Even though it’s the onset of Spring that has helped me get out of the reviewing slump, it’s probably not very metal to talk about the green shoots of life conquering the darkness of winter. Take Ethereal Darkness. Would I be reviewing them if they growled about frolicking lambs and sunny days? No. I’m reviewing their sophomore effort, Echoes, because it’s about grief, loss, the quiet weight of being human, and all the things needed to make good metal.
It’s also one of the best albums of the year so far.
Ethereal Darkness are part of the wave of bands splitting the difference between melodeath and doom metal in long form compositions that inevitably draw Insomnium comparisons. However, while definitely part of the family, Ethereal Darkness offer a more ferocious, more diverse take on the idea on Echoes. Just listen to the furious black metal assault that launches a minute into album closer “Realization” and the shimmering post-black tones that attack dissolves into. They opt for a more somber palette too, closer to Be’lakor than Insomnium, that helps drive a heavy depth and texture of sound that gives Echoes the feeling of a doom album. Indeed, the best way to describe Echoes is black-tinged melodeath riffs used to create proggy, posty doom song structures.

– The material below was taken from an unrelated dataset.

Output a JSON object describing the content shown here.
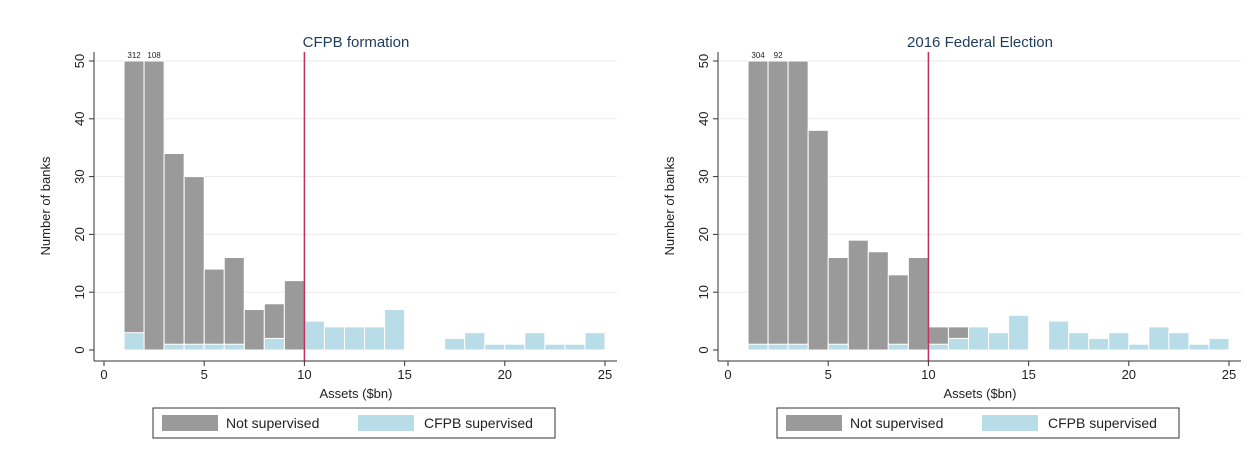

That’s a great idea but turns out to be weakness as much as strength here, as over the course of a full hour. I regularly got the urge to pause Echoes at the 45 minute mark as the album became too much, too samey. If I did so and returned, I enjoyed the end, but that doesn’t change the fact that this sort of listener fatigue is a bad thing. While Ethereal Darkness‘ layered sound and lengthy compositions do set out to create that sense of crushing darkness and I am seeing a bug in a feature, more pronounced use of their quieter moments would create a shading that only increases the sense of darkness.
While this is a significant quibble to say the least, it didn’t stop me enjoying Echoes. It’s one of the best things to come out of the gloomy melodeath ranks in a long time, a ferocious assertation that the genre is about more than pretty metal riffs for sitting by the waters all forlorn and depressed. That’s why even while finding Echoes way too long, I still played it again and again. Sunny days are well and good, but music like Ethereal Darkness‘ can give you just as much of a shot in the arm.